Tabor Lodge is a residential addiction treatment centre offering primary treatment for people addicted to alcohol, drugs or gambling, or those who may have an eating disorder. It was established by the Sisters of Mercy in 1989 to alleviate the damage and distress caused by addiction to people of Cork and surrounding counties. It provides a 28 day residential treatment programme and a two year continuing care programme. Tabor Lodge also provides a pre-treatment programme for people who, following assessment may not yet be ready for residential treatment.

Fellowship House and Renewal are extended treatment centres based in Cork city. These extended treatment centres offer an option of a further 12-week extended treatment to men (Fellowship House) and women (Renewal) who have completed a primary treatment programme for their addiction. Renewal is the only extended treatment facility for women in Ireland.

The challenge

In 2007 the organisation decided it should benchmark its services to ensure the treatment and care it provided was in line with best practice. However, existing accreditation programmes were not tailored to residential addiction treatment centres. The Tabor Group wanted to find a company that could provide a suitable accreditation process which was responsive to its specific needs.

The solution

The Tabor Group decided to work with CHKS which tailored its hospital-based accreditation programme to suit addiction treatment centres. This meant reviewing each standard and process to ensure it was applicable and removing any that were not. Tabor Lodge was the first of the three centres to be accredited by CHKS, and achieved re-accreditation in 2013.

Fellowship House and Renewal were accredited by CHKS for the first time in 2013. Quality and Risk Manager, Miriam Rigney, says members of staff were much more familiar with the accreditation process after Tabor Lodge was accredited for the second time. “All three centres are represented at Clinical Governance Committee meetings. Quality and accreditation is a standing item on the agenda for these meetings. Any learning from the initial accreditation process at Tabor Lodge was carried through to the extended treatment centres as they underwent the accreditation process,” she says.

“There are certain policy groups that apply across all three centres, such as health and safety and HR, but also, there are specific ones for each centre. Each centre has its own identity and areas that are specific to its client group. We found that a lot of things were being done but were not being recorded, so it was about making staff members aware of the standards and facilitating the understanding of our aim of meeting best practice standards as described in the CHKS standards.”

Although at the outset it seemed like a lot of work was involved, the structure of the accreditation process made it straightforward. However, Miriam recommends having a dedicated member of staff who is responsible for accreditation and who can champion the process within the organisation. This person can then delegate to the various members of the team.

The benefits of working with CHKS

Miriam says the accreditation online system was user friendly and for most staff the only challenge was getting used to uploading responses and data. “The one enduring benefit of accreditation has been the emphasis on quality. It is an agenda item on every meeting and we constantly keep it in mind.”

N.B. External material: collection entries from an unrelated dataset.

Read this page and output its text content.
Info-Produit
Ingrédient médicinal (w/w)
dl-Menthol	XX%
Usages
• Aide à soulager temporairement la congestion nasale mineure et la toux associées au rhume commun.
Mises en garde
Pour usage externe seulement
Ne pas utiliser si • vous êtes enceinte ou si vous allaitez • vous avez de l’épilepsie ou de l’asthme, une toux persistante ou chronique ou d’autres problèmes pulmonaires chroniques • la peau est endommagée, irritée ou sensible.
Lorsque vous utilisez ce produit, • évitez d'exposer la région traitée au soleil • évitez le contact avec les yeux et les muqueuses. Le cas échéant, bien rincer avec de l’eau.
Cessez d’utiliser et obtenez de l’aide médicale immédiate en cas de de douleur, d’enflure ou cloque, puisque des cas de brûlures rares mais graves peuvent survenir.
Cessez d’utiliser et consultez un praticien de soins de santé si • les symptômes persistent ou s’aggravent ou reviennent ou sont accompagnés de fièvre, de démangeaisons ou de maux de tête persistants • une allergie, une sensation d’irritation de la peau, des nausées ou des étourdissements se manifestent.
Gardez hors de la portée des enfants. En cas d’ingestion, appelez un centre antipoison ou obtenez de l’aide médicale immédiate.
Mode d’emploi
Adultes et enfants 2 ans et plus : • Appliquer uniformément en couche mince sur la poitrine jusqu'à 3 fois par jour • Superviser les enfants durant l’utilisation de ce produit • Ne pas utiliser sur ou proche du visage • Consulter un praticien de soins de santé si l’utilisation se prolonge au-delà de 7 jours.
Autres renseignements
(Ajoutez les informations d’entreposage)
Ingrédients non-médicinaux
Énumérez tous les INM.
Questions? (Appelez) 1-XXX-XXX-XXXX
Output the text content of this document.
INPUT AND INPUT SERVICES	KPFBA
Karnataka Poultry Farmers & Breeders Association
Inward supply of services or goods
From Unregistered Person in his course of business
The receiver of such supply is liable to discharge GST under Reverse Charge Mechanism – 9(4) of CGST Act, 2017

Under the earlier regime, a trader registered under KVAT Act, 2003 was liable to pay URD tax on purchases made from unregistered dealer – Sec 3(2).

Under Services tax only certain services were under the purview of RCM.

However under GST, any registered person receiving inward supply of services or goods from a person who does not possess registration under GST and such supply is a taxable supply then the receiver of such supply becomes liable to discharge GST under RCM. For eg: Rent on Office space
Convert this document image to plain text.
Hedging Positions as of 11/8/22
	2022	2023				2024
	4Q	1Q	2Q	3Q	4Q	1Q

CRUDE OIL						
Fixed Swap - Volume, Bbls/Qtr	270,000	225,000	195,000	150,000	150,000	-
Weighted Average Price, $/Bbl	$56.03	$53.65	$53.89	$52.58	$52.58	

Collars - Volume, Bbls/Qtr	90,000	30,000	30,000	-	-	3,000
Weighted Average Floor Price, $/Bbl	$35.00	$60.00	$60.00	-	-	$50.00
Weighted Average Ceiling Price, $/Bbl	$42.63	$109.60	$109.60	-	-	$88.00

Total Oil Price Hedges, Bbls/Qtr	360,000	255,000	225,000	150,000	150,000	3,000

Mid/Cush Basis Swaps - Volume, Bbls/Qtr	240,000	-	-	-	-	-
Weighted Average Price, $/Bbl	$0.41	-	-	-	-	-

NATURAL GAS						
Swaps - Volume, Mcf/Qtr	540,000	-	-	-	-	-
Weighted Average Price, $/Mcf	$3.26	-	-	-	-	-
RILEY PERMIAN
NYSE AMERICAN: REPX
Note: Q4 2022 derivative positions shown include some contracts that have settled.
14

A more structured awareness of audit was another benefit that Miriam highlights. “We can see where we are and measure what we are doing in a way that wasn’t possible before. It means we are getting smarter at looking at the information we have about the treatment and care we provide.”

Tabor Group has now developed other key performance indicators which are used to report back to board meetings. “We now monitor attendance, assessment and follow up appointments. The board is very engaged and is including elements from accreditation into the strategic plan for the next five years.”